Reported by Caitlin O’Flanagan
Irene Lanzinger, President of the B.C. Federation of Labour, delivered a passionate speech about the future of the province at the opening of the 57th Convention of the BC Federation of Labour.
Her address, which drew a standing ovation, kicked off a week of forums, workshops and speeches about labour in the province. Founded in 1910, the BCFED is responsible for organized labour, with over 500,000 members and 1,200 local unions. The conference takes place at the Vancouver Convention Centre West from Nov. 28 to Dec. 2.
Unhappy with the current government in B.C., Lazinger hopes for new leadership in the upcoming election on May 9, 2017.
Vancouver locals think that raising the B.C. minimum should be prioritized
Lanzinger is concerned that B.C. is steadily becoming a province where only rich people will be able to live.
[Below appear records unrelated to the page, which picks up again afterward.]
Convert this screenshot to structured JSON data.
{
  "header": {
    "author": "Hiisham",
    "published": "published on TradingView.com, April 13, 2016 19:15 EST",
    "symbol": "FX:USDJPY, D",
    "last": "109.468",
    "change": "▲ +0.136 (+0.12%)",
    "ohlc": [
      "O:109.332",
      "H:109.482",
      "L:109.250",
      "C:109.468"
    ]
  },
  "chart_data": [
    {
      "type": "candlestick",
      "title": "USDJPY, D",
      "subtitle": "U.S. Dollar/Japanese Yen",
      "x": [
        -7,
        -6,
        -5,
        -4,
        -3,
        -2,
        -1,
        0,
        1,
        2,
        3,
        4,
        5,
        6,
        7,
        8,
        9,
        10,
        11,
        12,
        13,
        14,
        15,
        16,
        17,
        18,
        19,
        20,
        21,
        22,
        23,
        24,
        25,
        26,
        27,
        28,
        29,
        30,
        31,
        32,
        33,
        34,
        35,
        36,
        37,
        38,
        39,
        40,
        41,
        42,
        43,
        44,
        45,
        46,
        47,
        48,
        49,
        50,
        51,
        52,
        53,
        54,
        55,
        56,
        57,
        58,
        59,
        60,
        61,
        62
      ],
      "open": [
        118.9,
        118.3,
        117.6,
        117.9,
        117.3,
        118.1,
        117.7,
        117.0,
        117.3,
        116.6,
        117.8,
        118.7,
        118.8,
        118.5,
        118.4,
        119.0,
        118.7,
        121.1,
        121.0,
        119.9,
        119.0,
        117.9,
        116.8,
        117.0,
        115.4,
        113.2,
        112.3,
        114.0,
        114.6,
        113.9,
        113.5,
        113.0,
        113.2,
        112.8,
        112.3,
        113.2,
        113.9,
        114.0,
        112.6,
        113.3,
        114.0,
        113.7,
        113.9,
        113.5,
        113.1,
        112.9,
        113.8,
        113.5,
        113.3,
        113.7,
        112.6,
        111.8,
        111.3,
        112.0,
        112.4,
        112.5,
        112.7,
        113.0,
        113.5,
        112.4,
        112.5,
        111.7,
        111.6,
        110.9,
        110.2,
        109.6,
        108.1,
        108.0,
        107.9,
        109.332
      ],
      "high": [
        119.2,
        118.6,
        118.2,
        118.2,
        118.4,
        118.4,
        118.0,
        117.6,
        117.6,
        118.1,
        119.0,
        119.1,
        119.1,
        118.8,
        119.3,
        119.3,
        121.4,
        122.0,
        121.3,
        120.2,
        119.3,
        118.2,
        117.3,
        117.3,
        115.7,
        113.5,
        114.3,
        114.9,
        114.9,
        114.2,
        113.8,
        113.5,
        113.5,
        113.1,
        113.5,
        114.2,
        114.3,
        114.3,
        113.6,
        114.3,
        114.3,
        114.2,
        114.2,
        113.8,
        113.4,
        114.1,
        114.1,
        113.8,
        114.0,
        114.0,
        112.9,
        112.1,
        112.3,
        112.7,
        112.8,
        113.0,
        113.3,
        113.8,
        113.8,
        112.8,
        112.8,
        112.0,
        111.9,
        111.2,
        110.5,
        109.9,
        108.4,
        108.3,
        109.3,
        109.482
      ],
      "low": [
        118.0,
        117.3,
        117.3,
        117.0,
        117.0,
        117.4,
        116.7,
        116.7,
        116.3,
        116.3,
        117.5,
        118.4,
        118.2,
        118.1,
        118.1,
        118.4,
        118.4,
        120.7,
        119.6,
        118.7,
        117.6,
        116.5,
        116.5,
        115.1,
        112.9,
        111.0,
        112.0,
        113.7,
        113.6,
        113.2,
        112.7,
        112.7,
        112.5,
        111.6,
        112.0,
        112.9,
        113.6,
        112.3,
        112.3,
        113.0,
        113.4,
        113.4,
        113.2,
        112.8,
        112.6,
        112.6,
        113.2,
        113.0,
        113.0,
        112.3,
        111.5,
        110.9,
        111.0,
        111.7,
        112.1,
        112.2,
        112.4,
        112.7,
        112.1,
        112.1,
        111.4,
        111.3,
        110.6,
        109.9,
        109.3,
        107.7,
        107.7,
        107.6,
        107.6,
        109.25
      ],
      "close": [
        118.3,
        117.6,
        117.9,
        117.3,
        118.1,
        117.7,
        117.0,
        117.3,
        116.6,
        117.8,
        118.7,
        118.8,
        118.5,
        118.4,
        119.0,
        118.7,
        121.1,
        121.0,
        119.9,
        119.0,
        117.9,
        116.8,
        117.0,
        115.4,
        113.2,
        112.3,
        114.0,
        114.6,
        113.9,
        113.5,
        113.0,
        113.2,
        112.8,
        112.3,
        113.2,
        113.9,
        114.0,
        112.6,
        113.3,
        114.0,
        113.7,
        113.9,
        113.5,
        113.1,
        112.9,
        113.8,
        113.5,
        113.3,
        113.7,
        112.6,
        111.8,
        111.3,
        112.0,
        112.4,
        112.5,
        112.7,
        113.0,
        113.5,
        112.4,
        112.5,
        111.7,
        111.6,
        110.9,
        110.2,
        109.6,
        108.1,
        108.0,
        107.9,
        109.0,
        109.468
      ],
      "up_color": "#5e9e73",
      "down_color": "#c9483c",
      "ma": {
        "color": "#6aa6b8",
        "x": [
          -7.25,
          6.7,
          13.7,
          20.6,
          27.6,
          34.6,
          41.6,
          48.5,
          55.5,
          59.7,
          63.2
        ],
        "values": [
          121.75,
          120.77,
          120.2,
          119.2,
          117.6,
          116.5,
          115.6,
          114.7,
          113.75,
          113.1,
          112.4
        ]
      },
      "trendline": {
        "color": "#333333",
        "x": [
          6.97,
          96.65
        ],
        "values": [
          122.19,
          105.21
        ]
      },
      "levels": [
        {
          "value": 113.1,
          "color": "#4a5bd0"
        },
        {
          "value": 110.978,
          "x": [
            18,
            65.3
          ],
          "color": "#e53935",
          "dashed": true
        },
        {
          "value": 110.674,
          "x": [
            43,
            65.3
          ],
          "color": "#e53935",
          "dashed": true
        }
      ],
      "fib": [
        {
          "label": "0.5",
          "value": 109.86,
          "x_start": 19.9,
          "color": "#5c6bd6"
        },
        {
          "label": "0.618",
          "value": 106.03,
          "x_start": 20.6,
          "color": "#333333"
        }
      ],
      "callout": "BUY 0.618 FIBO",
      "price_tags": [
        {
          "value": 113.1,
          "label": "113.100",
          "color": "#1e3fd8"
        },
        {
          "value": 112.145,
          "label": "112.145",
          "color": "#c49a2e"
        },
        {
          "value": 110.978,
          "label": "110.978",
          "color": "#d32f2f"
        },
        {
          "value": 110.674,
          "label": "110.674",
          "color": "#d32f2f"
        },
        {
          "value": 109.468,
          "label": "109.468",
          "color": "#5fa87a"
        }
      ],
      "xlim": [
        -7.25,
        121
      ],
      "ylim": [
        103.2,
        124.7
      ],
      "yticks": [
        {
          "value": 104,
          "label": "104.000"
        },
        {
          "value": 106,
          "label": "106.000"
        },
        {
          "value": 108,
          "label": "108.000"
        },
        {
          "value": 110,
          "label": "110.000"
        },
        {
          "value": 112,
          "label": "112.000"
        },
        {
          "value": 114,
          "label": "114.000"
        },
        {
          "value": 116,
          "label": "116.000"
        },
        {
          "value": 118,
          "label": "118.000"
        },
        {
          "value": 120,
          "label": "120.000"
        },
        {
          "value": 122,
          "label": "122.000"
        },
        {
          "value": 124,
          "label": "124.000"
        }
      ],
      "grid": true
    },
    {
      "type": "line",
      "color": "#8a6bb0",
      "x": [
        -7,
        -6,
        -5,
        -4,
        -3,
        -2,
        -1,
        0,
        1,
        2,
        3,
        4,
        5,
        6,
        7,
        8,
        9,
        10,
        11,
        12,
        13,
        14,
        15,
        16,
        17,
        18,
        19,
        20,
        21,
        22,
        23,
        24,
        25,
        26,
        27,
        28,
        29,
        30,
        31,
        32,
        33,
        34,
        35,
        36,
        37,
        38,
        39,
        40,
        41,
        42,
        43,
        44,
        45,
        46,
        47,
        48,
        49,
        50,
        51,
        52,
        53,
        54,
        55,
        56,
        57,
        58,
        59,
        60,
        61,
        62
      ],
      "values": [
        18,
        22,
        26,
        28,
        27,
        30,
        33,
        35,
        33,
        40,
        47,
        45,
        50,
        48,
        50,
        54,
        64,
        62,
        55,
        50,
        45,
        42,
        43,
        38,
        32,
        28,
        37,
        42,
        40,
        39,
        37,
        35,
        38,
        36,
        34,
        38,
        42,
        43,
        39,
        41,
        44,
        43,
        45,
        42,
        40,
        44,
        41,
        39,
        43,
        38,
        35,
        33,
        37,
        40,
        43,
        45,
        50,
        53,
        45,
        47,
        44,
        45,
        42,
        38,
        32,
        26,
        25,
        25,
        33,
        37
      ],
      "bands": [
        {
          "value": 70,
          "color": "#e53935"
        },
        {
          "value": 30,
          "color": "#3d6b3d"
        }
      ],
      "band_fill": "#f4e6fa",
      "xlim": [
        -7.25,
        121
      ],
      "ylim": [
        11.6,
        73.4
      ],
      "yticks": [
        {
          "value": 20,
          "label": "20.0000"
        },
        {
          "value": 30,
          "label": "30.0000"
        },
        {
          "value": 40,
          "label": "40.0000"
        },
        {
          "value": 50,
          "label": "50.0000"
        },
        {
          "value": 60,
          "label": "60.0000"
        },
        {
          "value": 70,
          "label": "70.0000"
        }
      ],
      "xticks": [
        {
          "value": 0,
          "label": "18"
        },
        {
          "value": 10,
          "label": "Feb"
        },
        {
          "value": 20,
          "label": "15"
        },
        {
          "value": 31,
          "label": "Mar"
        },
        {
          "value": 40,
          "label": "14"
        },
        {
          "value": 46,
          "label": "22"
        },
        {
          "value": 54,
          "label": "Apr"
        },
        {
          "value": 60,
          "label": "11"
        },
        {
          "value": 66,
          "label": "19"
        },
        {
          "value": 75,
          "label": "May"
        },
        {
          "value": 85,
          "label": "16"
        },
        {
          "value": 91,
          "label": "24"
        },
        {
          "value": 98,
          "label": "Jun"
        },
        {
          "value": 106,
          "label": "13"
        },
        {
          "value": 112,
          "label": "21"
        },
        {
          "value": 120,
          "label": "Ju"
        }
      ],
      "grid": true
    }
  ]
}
She is also adamant the government needs to make families a priority and raise the minimum wage.
“We have a government in B.C. that’s not on our side, a government that doesn’t care about working people. We have a premier who puts the interests of the rich and powerful first and the needs of ordinary people last.”
Community members thankful that Lanzinger is pushing for change
Sherry Parkin, who works in occupational health and safety, attended her first convention in the early 70s. Recently “dumped” by her union, Unifor, Parkin has felt huge support from Lanzinger and others on the picket line.
“I actually came here to offer up solidarity and thank you to the various places that have supported us and to hear Irene,” Parkin said.
There was an overall sense of unity amongst the union members in attendance, who were all loud and supportive throughout Lanzinger’s speech.
“We must respond to this kind of politics and our response has to be to build a movement that fights for every single member of the working class and the poor,” Lanzinger said. “A movement that vigorously engages in the battle against racism, sexism, ableism, homophobia, transphobia and xenophobia.”